Each issue is conceived organically, through the interaction of that geographically dispersed community. "I didn't want to impose guidelines that would be too rigid," Pierre explains. "I simply consult with my friends, over the phone, by e-mail and on my frequent visits to Arab countries. At times we find ourselves overwhelmed by the force of the moment, so for example when we felt the war on Iraq to be imminent, we felt compelled to dedicate the upcoming issue to all of those questions, contradictions and pains the American assault was inflicting on each of us. In the case of the tragic passing of Mohamed Choukri, Abdel-Rahman Munif or Fadwa Touqan, we simply wanted to claim our grief. On one occasion an exquisite series of photographs of Cairo rooftops by Randa Shaath prompted us to dedicate the whole issue to the theme of urban labyrinths. We find inspiration in our own lived experience, what we are witness to, what intrigues us. In that last issue we felt it was time to shed light on cultural practises in the Gulf countries -- and so we did. However what I've found to be especially compelling are those contributors who come to Zawaya on their own, poets, writers and artists who simply find their way to us..."

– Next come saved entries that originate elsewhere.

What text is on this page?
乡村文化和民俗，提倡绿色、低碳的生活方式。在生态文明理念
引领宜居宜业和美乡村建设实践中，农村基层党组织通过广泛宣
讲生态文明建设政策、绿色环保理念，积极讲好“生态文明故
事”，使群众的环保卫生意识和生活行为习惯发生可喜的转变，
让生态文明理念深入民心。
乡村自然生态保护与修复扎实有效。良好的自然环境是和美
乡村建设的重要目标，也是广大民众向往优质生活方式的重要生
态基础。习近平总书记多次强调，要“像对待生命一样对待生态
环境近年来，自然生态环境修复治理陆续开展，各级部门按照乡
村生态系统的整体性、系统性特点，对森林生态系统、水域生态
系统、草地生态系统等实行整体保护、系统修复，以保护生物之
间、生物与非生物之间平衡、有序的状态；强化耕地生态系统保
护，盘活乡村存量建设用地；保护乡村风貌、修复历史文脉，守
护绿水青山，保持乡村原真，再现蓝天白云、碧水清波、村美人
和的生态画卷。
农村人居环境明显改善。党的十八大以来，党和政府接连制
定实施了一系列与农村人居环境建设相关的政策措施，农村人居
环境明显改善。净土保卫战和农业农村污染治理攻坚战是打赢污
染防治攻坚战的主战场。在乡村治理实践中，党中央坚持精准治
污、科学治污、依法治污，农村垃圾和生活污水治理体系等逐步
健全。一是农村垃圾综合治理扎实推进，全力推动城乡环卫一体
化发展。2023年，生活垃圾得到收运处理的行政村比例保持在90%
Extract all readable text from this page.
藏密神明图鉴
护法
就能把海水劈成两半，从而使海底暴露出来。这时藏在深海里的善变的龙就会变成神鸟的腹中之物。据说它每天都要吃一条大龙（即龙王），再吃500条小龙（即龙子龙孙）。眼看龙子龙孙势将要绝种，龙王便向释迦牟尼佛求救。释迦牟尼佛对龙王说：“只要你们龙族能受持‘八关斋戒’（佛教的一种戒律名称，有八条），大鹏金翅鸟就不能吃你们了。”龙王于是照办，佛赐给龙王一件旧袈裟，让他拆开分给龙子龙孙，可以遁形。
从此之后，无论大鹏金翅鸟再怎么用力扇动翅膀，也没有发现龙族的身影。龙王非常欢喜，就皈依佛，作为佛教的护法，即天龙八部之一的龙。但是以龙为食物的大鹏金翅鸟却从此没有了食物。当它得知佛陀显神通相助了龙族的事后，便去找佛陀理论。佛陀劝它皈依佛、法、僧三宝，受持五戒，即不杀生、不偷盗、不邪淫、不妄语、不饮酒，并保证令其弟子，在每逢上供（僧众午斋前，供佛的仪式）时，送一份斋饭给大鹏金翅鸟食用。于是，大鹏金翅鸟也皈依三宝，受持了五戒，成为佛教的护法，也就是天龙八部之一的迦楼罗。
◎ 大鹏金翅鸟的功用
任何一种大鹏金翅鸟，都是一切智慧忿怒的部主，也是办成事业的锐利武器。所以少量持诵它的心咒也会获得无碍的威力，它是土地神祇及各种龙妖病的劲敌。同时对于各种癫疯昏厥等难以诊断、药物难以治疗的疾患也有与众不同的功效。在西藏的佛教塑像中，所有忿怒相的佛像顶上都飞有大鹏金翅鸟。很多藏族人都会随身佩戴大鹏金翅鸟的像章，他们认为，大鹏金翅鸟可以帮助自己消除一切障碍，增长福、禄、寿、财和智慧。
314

So be it, I'm thinking as I take another look around me: finding our way to each other, as Arabs, as agents of the creative process, as social and cultural as well as political dissidents. It may be anachronistic, fantastical and obsessive, to be seeking out a quiet corner after all that's been said and done, against the odds, and so terribly and persistently, looking through the corners of our ravaged house. But they, those almost inavowable parts of us, provide the only route we have to each other -- and to ourselves. Sometimes the corners hold the best kept secrets, so perhaps it's not as mad as it seems -- to stick with the zawaya of our lives.